Estudio Remo is an interdisciplinary and pedagogical artistic platform that integrates somatic practices, textile experimentation, sound research and agriculture.
Why do you connect (or want to connect) with this project
Having always been working in urban areas in numerous creative projects for the last 15 years, we have felt the vital need to resituate our practice in natural spaces. This feeling is on the one hand the call to enrich the processes of research and artistic creation with what we have come to call deep listening. On the other hand, the approach to agriculture and its knowledge for the development of communities around this feeling.
Collaborative processes like this are essential to us and shape the philosophy of our work. Building this new reality as we get to know each other is exciting and deeply encouraging in these times of hopelessness, injustice, individualism and uncertainty.
Our work is no different from our life, we do not understand individual development without a context of cooperativism and development of the collective good; that is why this project contains the vital foundations on which future dreams are based,
A longer description for your own member page
Our work at ReMo Studio in the north of Amsterdam, from its inception in 2019 until its closure in December 2023, has accommodated a wide range of artistic concerns, offering in its latest stage a broad children’s programme through the PLAY festival.

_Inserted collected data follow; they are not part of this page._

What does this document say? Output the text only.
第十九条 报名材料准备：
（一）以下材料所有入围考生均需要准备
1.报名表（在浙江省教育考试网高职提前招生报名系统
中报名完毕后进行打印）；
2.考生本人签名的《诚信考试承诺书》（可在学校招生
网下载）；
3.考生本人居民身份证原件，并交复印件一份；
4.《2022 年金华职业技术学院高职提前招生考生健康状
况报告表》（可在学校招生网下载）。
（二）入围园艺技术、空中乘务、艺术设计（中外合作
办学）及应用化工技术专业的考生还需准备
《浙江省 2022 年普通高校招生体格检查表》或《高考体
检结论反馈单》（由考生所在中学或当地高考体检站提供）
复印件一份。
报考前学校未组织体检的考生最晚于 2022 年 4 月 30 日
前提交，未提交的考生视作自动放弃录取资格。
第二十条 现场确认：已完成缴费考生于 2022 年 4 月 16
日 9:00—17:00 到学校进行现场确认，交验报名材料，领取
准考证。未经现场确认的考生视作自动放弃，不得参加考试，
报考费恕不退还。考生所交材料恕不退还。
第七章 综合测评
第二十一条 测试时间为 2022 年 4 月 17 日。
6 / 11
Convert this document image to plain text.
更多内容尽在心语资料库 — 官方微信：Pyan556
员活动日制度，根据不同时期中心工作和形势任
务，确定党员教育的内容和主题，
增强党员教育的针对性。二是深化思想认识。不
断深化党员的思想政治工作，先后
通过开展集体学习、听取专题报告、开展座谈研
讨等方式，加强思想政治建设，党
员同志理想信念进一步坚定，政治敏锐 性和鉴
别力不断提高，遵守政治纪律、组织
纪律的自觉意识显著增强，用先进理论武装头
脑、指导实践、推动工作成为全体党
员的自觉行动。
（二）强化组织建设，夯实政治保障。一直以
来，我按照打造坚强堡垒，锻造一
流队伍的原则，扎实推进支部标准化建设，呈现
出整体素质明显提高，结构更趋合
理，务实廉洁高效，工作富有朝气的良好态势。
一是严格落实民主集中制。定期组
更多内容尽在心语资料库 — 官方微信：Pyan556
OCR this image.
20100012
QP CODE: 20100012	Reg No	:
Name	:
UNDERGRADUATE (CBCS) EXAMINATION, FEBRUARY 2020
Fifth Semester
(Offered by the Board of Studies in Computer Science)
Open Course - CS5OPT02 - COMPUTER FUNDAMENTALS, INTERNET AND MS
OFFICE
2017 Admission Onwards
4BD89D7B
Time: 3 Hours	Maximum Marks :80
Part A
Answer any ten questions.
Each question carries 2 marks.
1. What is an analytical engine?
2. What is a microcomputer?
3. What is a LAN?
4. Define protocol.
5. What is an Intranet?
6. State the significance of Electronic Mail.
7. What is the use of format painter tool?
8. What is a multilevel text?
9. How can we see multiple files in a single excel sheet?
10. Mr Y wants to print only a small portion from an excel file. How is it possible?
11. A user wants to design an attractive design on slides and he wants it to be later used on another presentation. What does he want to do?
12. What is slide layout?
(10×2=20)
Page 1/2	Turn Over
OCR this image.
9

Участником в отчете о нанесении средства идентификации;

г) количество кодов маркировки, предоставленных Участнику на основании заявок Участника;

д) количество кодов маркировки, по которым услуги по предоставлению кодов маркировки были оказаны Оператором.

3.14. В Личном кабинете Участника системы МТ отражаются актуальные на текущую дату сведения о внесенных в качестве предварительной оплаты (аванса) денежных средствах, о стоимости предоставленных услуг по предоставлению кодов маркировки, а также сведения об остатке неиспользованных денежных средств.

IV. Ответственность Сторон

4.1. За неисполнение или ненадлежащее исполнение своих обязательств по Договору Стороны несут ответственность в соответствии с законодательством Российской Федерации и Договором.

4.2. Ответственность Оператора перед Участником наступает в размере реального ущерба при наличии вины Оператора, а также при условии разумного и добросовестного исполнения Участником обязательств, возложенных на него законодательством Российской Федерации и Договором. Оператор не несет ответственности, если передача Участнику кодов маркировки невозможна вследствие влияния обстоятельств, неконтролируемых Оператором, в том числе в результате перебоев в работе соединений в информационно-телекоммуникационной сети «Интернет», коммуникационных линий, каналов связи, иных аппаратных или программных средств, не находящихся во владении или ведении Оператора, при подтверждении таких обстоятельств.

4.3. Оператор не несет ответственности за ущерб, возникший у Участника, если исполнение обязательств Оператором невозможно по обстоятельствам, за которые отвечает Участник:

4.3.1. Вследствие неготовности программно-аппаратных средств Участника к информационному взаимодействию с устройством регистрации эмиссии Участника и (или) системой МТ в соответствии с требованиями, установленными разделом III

While the basis of all our research begins and ends with bodies: dance, somatic practices and the therapies associated with them. However, our research and creative processes are nourished by an interdisciplinary drift (textile and visual arts, sound arts, literature…) that reflect the innate interconnectivity between processes and the natural hybridisation of forms. Our pedagogical work has approached nature in the last two years by proposing trainings and encounters in different parts of the world, where we propose a re-approach to the creative process through coexistence in natural spaces. We feel that the human being close to nature innately develops what we have come to call: deep listening.
The saturation of information and the high speed of events and changes in today’s society, has made us want to invest our time and energy in processes that root us, that take us to the ground and to the rhythm of the earth as a premise of knowledge and human encounter; and it is from this place that we want to continue developing.